20 January 2007


Rich walked in from getting the mail today bearing a suspicious look. "Why are you getting something from the Essex County Sherriff's Department?" he asked, handing me a white official-looking envelope with a Salem address. "I don't know," I answered calmly, looking at my own name and address, which were written in a very neat, feminine hand.

Unpaid parking tickets from my previous working life? No, I remember standing in line at Salem City Hall and writing a very big check for all those. Jury duty? Couldn't be that either. I had just been called over the summer.

Rich gave me another doubtful look (what the hell does he think I do when he's at work?) as I tore open the envelope.

"Shit, who the hell is suing me?" At first, all I noticed was the familiar form (I used to review these all the time in a previous job) and my name. It's funny what the eyes choose to see when the mind is scared and confused.

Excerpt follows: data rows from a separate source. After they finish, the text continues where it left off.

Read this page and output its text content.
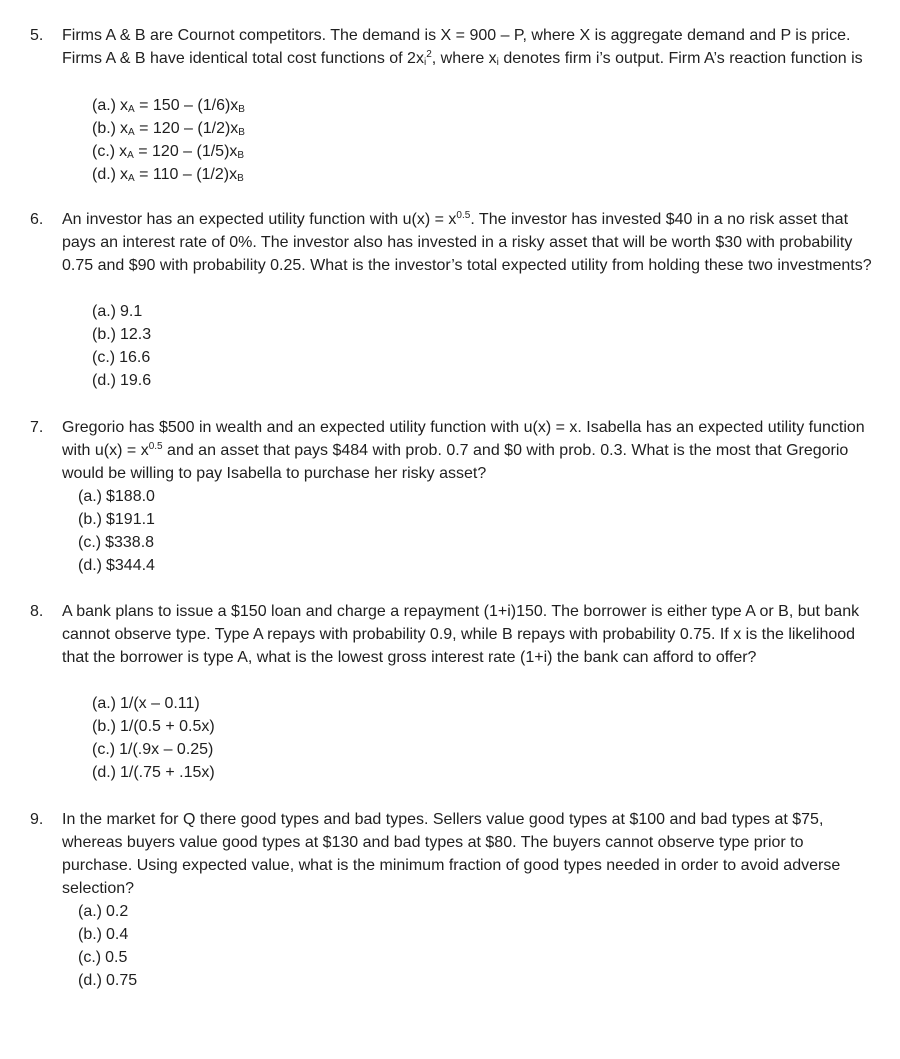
5. Firms A & B are Cournot competitors. The demand is X = 900 – P, where X is aggregate demand and P is price. Firms A & B have identical total cost functions of $2x_i^2$, where $x_i$ denotes firm i’s output. Firm A’s reaction function is
(a.) $x_A = 150 - (1/6)x_B$
(b.) $x_A = 120 - (1/2)x_B$
(c.) $x_A = 120 - (1/5)x_B$
(d.) $x_A = 110 - (1/2)x_B$
6. An investor has an expected utility function with $u(x) = x^{0.5}$. The investor has invested $40 in a no risk asset that pays an interest rate of 0%. The investor also has invested in a risky asset that will be worth $30 with probability 0.75 and $90 with probability 0.25. What is the investor’s total expected utility from holding these two investments?
(a.) 9.1
(b.) 12.3
(c.) 16.6
(d.) 19.6
7. Gregorio has $500 in wealth and an expected utility function with u(x) = x. Isabella has an expected utility function with $u(x) = x^{0.5}$ and an asset that pays $484 with prob. 0.7 and $0 with prob. 0.3. What is the most that Gregorio would be willing to pay Isabella to purchase her risky asset?
(a.) $188.0
(b.) $191.1
(c.) $338.8
(d.) $344.4
8. A bank plans to issue a $150 loan and charge a repayment (1+i)150. The borrower is either type A or B, but bank cannot observe type. Type A repays with probability 0.9, while B repays with probability 0.75. If x is the likelihood that the borrower is type A, what is the lowest gross interest rate (1+i) the bank can afford to offer?
(a.) 1/(x – 0.11)
(b.) 1/(0.5 + 0.5x)
(c.) 1/(.9x – 0.25)
(d.) 1/(.75 + .15x)
9. In the market for Q there good types and bad types. Sellers value good types at $100 and bad types at $75, whereas buyers value good types at $130 and bad types at $80. The buyers cannot observe type prior to purchase. Using expected value, what is the minimum fraction of good types needed in order to avoid adverse selection?
(a.) 0.2
(b.) 0.4
(c.) 0.5
(d.) 0.75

Then the word "Divorce" came into focus and I noticed a friend of mine listed as the plaintiff. And then, "Shit, she's getting a divorce - a shame with two little kids - and she wants me as some kind of a witness. Jeez, Rob was such a nice guy. I wonder how this all happened?"
But wait, this isn't right. That's when I noticed the other handwritten words on the complaint. "Complaint for Divorce of Friendship." It seems that after numerous unsuccessful attempts to reach me, my friend felt I had abandoned her (she said so in the column requesting the reason she was seeking the divorce) and used her sway with the Sherriff's Department to devise this very clever way to let me know.
Once I had gotten over the momentary panic, and put all parts together, I burst out laughing and immediately dialed her number. Payback's a bitch.